The determination of “similarly safe” is based on comparable performance on benchmarks and the similarity of other model characteristics, such as their architecture. The CoP acknowledges that this kind of information is typically available only for models by the same provider, or potentially for open-weights or open-source models.

=== Risk acceptance criteria ===
The Code requires providers to compare estimated risks against predefined acceptance criteria, which must be measurable, based on model capabilities, and defined preemptively. While providers get to determine the level of risk they deem acceptable themselves, the pre-defined criteria and acceptance thresholds ensure providers cannot adjust their level of tolerance flexibly ahead of deployment decisions.

Only if all risks are below acceptable levels should a model be deployed.

=== Continuous risk management and governance ===
The Code mandates ongoing risk management throughout the model lifecycle, including light-touch evaluations, continuous mitigation, post-market monitoring, and incident tracking and reporting.

It further requires organisational governance structures assigning responsibility for risk management and expects providers to promote a “healthy risk culture,” including informing employees about the whistleblower protection policy, allowing internal challenges of decisions concerning systemic risk management, and committing to not retaliating against employees who disclose concerns about systemic risks to oversight authorities.

=== Documentation and transparency ===
Signatories commit to creating two types of documentation:

- Safety and Security Framework: an overarching document that explains how they implement the risk management measures, including describing risk assessment processes, mitigation measures, and predefined risk thresholds.
- Safety and Security Model Report: a report describing how their model complies with the framework and justifying why the systemic risks stemming from the model are acceptable, supported by documentation of the risk identification, analysis, and mitigation process that was undertaken. This also includes available reports from external evaluators and security auditors.

Signatories commit to notifying the EU AI Office of their Safety and Security Framework and Safety and Security Model Reports.

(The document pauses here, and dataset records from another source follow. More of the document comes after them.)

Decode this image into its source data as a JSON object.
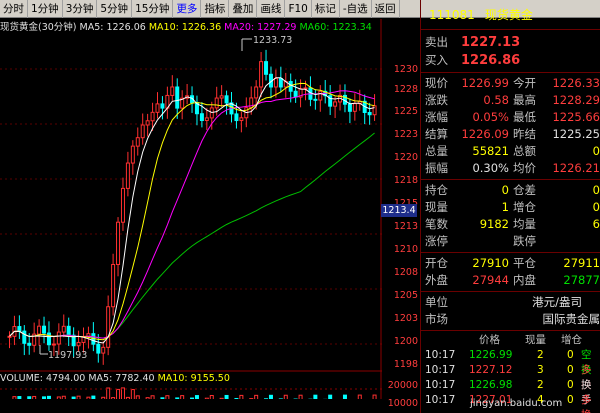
{
  "toolbar": {
    "items": [
      "分时",
      "1分钟",
      "3分钟",
      "5分钟",
      "15分钟",
      "更多",
      "指标",
      "叠加",
      "画线",
      "F10",
      "标记",
      "-自选",
      "返回"
    ]
  },
  "chart": {
    "name": "现货黄金(30分钟)",
    "ma5": "MA5: 1226.06",
    "ma10": "MA10: 1226.36",
    "ma20": "MA20: 1227.29",
    "ma60": "MA60: 1223.34",
    "high_label": "1233.73",
    "low_label": "1197.93",
    "current_price_tag": "1213.4",
    "price_ticks": [
      "1230",
      "1228",
      "1225",
      "1223",
      "1220",
      "1218",
      "1215",
      "1213",
      "1210",
      "1208",
      "1205",
      "1203",
      "1200",
      "1198"
    ],
    "volume_info": "VOLUME: 4794.00",
    "vol_ma5": "MA5: 7782.40",
    "vol_ma10": "MA10: 9155.50",
    "vol_ticks": [
      "20000",
      "10000"
    ],
    "colors": {
      "ma5": "#ffffff",
      "ma10": "#ffff00",
      "ma20": "#ff00ff",
      "ma60": "#00c000",
      "up": "#ff3030",
      "down": "#00ffff"
    }
  },
  "panel": {
    "code": "111081",
    "name": "现货黄金",
    "sell_label": "卖出",
    "sell": "1227.13",
    "buy_label": "买入",
    "buy": "1226.86",
    "rows": [
      {
        "l1": "现价",
        "v1": "1226.99",
        "c1": "red",
        "l2": "今开",
        "v2": "1226.33",
        "c2": "red"
      },
      {
        "l1": "涨跌",
        "v1": "0.58",
        "c1": "red",
        "l2": "最高",
        "v2": "1228.29",
        "c2": "red"
      },
      {
        "l1": "涨幅",
        "v1": "0.05%",
        "c1": "red",
        "l2": "最低",
        "v2": "1225.66",
        "c2": "red"
      },
      {
        "l1": "结算",
        "v1": "1226.09",
        "c1": "red",
        "l2": "昨结",
        "v2": "1225.25",
        "c2": "wht"
      },
      {
        "l1": "总量",
        "v1": "55821",
        "c1": "yel",
        "l2": "总额",
        "v2": "0",
        "c2": "yel"
      },
      {
        "l1": "振幅",
        "v1": "0.30%",
        "c1": "wht",
        "l2": "均价",
        "v2": "1226.21",
        "c2": "red"
      }
    ],
    "rows2": [
      {
        "l1": "持仓",
        "v1": "0",
        "c1": "yel",
        "l2": "仓差",
        "v2": "0",
        "c2": "yel"
      },
      {
        "l1": "现量",
        "v1": "1",
        "c1": "yel",
        "l2": "增仓",
        "v2": "0",
        "c2": "yel"
      },
      {
        "l1": "笔数",
        "v1": "9182",
        "c1": "yel",
        "l2": "均量",
        "v2": "6",
        "c2": "yel"
      },
      {
        "l1": "涨停",
        "v1": "",
        "c1": "wht",
        "l2": "跌停",
        "v2": "",
        "c2": "wht"
      }
    ],
    "rows3": [
      {
        "l1": "开仓",
        "v1": "27910",
        "c1": "yel",
        "l2": "平仓",
        "v2": "27911",
        "c2": "yel"
      },
      {
        "l1": "外盘",
        "v1": "27944",
        "c1": "red",
        "l2": "内盘",
        "v2": "27877",
        "c2": "green"
      }
    ],
    "unit_label": "单位",
    "unit": "港元/盎司",
    "market_label": "市场",
    "market": "国际贵金属",
    "trade_headers": [
      "价格",
      "现量",
      "增仓"
    ],
    "trades": [
      {
        "t": "10:17",
        "p": "1226.99",
        "v": "2",
        "o": "0",
        "k": "空换"
      },
      {
        "t": "10:17",
        "p": "1227.12",
        "v": "3",
        "o": "0",
        "k": "多换"
      },
      {
        "t": "10:17",
        "p": "1226.98",
        "v": "2",
        "o": "0",
        "k": "换手"
      },
      {
        "t": "10:17",
        "p": "1227.01",
        "v": "4",
        "o": "0",
        "k": "多换"
      }
    ]
  },
  "watermark": "jingyan.baidu.com"
}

Public disclosure is limited as providers are required to publish summaries of their safety and security framework and model reports only when a model may pose greater risk than comparable models already available in the EU, and only to the extent necessary to assess or mitigate systemic risks. This limited disclosure significantly reduces the extent of public scrutiny and evaluation of providers’ safety and security practices.

== Downstream providers ==
Under Article 53 and the transparency requirements set out in the Code, downstream providers are entitled to receive a “downstream package” from the GPAI provider. This package includes a completed Model Documentation Form and key information required under Annex XII of the AI Act, such as a description of the model, intended tasks, performance, architecture, licensing terms, and integration specs.

The Transparency chapter also requires GPAI providers to supply additional information requested by downstream providers within 14 calendar days, provided that the requested information is necessary for understanding the model's capabilities and limitations and for enabling downstream providers to comply with their obligations under the AI Act.